Mariana
Mortágua – Jornal de Notícias, opinião
Vivemos
num país de moderação. Radical, só a Esquerda, porque a Direita é ponderada,
centrista, sensata, enfim, moderada. Todos reivindicam o 25 de Abril, a
democracia e a liberdade. Todos erguem a bandeira dos valores constitucionais,
mesmo tendo votado contra a constituição, mesmo achando o texto um pouco fora
de moda. Neste país, em discurso, todos são a favor da educação pública, do
Serviço Nacional de Saúde e da Segurança Social.
Vejamos
o caso da morte trágica do doente de S. José por falta de assistência médica
especializada. Não há quem não reze agora odes ao SNS e à sua importância
nacional. Mas há quem, como Marcelo Rebelo de Sousa, tenha votado contra a sua
criação. E há quem, como Marcelo Rebelo de Sousa, ao longo dos últimos quatro
anos, tenha olhado para o lado de cada vez que mais um milhão era desinvestido
na saúde pública. E há quem, como o antigo ministro da Saúde Paulo Macedo,
tenha ignorado os quatro alertas feitos só pelo Bloco de Esquerda sobre a
situação específica do S. José.
Dissemo-lo
e repetimo-lo à exaustão: a austeridade mata. Não é um slogan ou demagogia. É a
verdade, que se revelou da forma mais brutal neste caso que chocou o país, mas
que acontece todos os dias. Acontece, em diferente níveis de gravidade, nos
hospitais, nas casas dos idosos sem dinheiro para aquecimento ou medicamentos,
nas vidas dos que perderam o emprego e o apoio social no momento em que mais
precisavam. São o outro lado da moeda do ajustamento orçamental que tanto
orgulha PSD e CDS.
A
defesa do Estado social não é um estado de espírito.
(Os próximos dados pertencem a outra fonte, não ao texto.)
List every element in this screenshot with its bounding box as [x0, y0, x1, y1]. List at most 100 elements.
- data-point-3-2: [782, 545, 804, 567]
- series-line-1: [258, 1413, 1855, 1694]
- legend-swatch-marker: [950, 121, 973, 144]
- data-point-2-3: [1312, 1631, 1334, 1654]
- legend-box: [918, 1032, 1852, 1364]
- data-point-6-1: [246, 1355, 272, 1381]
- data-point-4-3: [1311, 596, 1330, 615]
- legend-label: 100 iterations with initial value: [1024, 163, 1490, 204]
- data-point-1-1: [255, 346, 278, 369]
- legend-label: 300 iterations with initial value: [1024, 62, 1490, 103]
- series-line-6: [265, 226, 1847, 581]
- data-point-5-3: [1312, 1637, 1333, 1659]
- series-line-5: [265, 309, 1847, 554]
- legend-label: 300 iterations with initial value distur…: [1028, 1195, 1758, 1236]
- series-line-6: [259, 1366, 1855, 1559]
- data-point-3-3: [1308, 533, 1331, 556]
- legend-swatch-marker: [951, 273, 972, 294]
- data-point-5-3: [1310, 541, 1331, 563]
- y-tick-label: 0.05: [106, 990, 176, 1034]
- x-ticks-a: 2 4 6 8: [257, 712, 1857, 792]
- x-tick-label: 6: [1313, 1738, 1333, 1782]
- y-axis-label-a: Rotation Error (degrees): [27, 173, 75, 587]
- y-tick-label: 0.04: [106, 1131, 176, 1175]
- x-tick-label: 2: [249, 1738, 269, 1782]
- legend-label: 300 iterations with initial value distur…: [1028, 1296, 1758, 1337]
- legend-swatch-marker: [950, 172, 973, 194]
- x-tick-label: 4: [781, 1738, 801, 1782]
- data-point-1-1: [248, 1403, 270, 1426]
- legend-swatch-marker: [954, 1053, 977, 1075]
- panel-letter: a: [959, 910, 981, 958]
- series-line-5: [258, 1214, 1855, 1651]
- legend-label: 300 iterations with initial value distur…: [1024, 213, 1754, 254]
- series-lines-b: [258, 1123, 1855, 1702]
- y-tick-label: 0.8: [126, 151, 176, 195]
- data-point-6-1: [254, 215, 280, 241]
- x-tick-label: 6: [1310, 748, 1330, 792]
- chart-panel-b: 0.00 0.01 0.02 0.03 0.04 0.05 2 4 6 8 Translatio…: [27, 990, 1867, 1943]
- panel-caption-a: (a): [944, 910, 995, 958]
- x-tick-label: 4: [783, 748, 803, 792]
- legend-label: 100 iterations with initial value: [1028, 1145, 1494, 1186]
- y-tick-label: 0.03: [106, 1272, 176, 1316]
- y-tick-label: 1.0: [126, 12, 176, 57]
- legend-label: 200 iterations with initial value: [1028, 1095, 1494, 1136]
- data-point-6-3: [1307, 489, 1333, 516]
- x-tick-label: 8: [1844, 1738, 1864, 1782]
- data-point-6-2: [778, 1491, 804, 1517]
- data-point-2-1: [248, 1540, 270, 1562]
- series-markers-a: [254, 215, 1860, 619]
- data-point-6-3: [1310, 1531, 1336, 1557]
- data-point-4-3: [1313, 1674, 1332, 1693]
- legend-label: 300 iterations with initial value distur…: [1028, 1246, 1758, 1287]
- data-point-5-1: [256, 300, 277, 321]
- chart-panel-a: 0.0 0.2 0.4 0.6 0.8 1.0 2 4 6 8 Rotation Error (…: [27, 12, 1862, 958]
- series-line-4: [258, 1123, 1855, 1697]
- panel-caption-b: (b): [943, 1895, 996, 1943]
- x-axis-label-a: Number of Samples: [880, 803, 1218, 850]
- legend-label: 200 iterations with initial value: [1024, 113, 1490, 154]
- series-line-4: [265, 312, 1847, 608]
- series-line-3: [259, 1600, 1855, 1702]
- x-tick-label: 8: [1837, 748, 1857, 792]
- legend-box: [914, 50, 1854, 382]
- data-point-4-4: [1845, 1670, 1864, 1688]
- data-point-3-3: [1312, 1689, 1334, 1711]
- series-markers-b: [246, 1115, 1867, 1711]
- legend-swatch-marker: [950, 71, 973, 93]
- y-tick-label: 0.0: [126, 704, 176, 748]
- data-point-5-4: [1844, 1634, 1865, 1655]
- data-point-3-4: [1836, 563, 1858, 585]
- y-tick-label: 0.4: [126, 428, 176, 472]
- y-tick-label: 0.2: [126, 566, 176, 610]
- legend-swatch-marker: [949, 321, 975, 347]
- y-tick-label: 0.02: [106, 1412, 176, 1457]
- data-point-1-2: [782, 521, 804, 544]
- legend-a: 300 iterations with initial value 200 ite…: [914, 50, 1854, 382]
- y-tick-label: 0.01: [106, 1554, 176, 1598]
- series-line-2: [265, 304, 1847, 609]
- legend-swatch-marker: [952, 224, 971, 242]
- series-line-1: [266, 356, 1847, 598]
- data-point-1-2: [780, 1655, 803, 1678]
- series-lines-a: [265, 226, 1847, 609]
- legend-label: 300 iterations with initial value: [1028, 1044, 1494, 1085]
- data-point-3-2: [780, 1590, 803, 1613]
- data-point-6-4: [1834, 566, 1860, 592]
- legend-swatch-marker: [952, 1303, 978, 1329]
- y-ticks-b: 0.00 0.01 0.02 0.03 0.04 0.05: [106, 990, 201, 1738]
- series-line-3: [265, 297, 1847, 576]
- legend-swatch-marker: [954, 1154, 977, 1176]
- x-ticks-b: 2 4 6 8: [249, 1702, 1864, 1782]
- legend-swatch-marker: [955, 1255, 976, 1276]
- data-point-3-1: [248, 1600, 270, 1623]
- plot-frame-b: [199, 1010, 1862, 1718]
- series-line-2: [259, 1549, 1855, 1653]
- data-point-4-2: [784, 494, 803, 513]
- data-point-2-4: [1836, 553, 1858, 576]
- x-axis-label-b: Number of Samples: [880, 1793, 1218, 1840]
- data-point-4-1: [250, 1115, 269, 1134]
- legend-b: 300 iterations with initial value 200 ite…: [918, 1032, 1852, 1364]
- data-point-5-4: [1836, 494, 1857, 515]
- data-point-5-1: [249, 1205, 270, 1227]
É, além de uma conceção de
sociedade que há muito a Direita abandonou, uma prática. Não é compatível com
as tentativas de privatização e concessão de que tem sido alvo (também, não
vale a pena esconder, por parte de governos PS, mas sobretudo nos últimos
quatro anos). Não é compatível com a transferência de hospitais para as
misericórdias. Não é certamente compatível com mais de 1500 milhões de euros de
cortes entre 2011 e 2014. Vale a pena ler, a este respeito, o estudo "O
Sistema de Saúde Português no Tempo da Troika: A Experiência dos Médicos",
feito no ISCTE, divulgado em junho. Entre 3000 médicos entrevistados, 80% dizem
que os cortes afetaram os cuidados prestados, 40% referem já ter tido falta de
medicamentos, 23% já deixaram de realizar técnicas invasivas por falta de
material disponível, e 60% afirmam que aumentou o abandono de técnicas
terapêuticas por parte dos doentes por motivos económicos.
Enquanto,
depois do desastre, todos fazem juras de amor ao SNS, não há, à Direita, quem
se responsabilize, ou responsabilize a troika, pelo caos que deixou e pelas
vidas que pôs em risco. Não há, à Direita, quem faça a autocrítica da
austeridade. Não há, à Direita, quem (no mínimo) tenha a decência de dizer ao
que vem e o que propõe: um sistema de saúde reduzido ao básico para os mais
pobres, e um negócio florescente de hospitais e clínicas privadas. Se não
vivêssemos num país de cínica moderação, diria que esta é a ideia mais radical
de todas.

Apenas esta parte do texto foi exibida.